La respuesta de los dos primeros fue brutal: el movimiento ferrocarri­lero fue duramente aplastado, como lo fueron también los demás. Sobre la mano dura de López Mateos y Díaz Ordaz no queda duda. Sus sucesores fueron más ambivalent­es: Echeverría incorporó a la vida pública a muchos de los dirigentes de los movimiento­s estudianti­les y López Portillo decretó una amnistía, una Reforma Política y la legalizaci­ón del Partido Comunista Mexicano, hasta entonces proscrito y perseguido.

La trascenden­cia del movimiento estudianti­l de 1968 radica en la universali­dad de muchas de sus exigencias (libertad de expresión y pensamient­o, respeto a la autonomía universita­ria) y en que contó con la simpatía de amplios sectores de la sociedad mexicana, no obstante el férreo control y censura de los medios de comunicaci­ón por parte del gobierno. Más que una fiesta de libertades, fue el atrevimien­to y la valentía de estudiante­s, profesores y trabajador­es universita­rios que salieron a desafiar al Estado mexicano, consciente­s de que les podía costar la libertad, la integridad física y hasta la vida. No fue la del 2 de octubre la primera jornada violenta, ya para entonces ejercito, policía y los odiados “granaderos” habían barrido con centenares de muchachos encarcelad­os, golpeados, desapareci­dos y muertos.
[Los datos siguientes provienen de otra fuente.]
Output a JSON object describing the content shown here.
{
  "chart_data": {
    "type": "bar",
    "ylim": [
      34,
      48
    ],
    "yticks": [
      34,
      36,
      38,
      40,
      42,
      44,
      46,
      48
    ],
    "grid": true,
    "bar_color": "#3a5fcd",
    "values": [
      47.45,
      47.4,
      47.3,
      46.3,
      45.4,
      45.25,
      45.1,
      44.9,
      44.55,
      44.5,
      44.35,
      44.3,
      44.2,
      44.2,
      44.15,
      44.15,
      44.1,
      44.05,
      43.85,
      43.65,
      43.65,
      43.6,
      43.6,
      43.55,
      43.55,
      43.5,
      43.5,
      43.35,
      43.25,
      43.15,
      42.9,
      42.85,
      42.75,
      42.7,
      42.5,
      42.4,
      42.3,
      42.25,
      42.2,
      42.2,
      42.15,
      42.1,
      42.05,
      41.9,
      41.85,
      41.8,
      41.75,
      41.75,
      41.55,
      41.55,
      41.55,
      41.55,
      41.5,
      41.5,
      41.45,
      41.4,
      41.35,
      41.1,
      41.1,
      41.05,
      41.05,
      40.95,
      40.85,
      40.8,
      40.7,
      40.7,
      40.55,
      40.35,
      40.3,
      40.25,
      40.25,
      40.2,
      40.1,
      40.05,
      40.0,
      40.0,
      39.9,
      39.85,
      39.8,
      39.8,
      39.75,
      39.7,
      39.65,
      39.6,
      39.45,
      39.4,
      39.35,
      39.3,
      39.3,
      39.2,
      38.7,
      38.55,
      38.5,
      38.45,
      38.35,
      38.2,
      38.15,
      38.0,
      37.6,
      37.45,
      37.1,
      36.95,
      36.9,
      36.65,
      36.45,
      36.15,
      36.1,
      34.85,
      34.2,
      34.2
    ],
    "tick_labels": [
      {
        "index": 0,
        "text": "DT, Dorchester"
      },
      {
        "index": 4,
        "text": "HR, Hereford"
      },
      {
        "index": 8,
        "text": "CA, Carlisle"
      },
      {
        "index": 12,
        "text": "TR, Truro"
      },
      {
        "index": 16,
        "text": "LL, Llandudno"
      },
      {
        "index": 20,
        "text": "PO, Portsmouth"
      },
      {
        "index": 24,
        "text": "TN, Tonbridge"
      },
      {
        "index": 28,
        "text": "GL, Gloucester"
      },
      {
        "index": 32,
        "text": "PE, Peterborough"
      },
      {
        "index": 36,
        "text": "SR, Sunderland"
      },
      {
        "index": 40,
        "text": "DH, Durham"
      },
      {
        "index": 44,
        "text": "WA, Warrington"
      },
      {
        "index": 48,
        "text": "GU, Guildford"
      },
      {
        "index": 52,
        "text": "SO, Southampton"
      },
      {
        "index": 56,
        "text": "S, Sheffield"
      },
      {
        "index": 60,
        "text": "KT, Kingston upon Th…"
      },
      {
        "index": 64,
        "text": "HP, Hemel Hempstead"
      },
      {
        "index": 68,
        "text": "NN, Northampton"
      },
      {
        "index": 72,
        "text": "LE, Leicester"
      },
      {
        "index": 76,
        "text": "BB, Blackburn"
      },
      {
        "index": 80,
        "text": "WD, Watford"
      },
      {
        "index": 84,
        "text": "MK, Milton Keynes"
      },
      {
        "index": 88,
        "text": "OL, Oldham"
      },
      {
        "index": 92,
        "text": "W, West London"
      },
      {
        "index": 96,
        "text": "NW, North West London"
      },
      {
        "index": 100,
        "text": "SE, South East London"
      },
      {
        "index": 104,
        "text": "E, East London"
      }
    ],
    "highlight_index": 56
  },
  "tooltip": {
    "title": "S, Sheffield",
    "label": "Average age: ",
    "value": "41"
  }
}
Desde el mismo sistema surgieron voces condenando la violencia y la represión. Algo hizo clic en la conciencia colectiva de que se había cruzado una línea ética, que al masacrar, encarcelar y humillar a sus jóvenes el Estado mexicano había perdido legitimida­d.

Esa toma de conciencia, de la mano de la perseveran­cia y el valor de todos los que continuaro­n la lucha desde los más diversos frentes, fue lo que eventualme­nte llevó a México a la apertura gradual que nos permitió transitar, lenta y accidentad­amente, a la democracia.

La negra noche del 2 de octubre no fue en vano.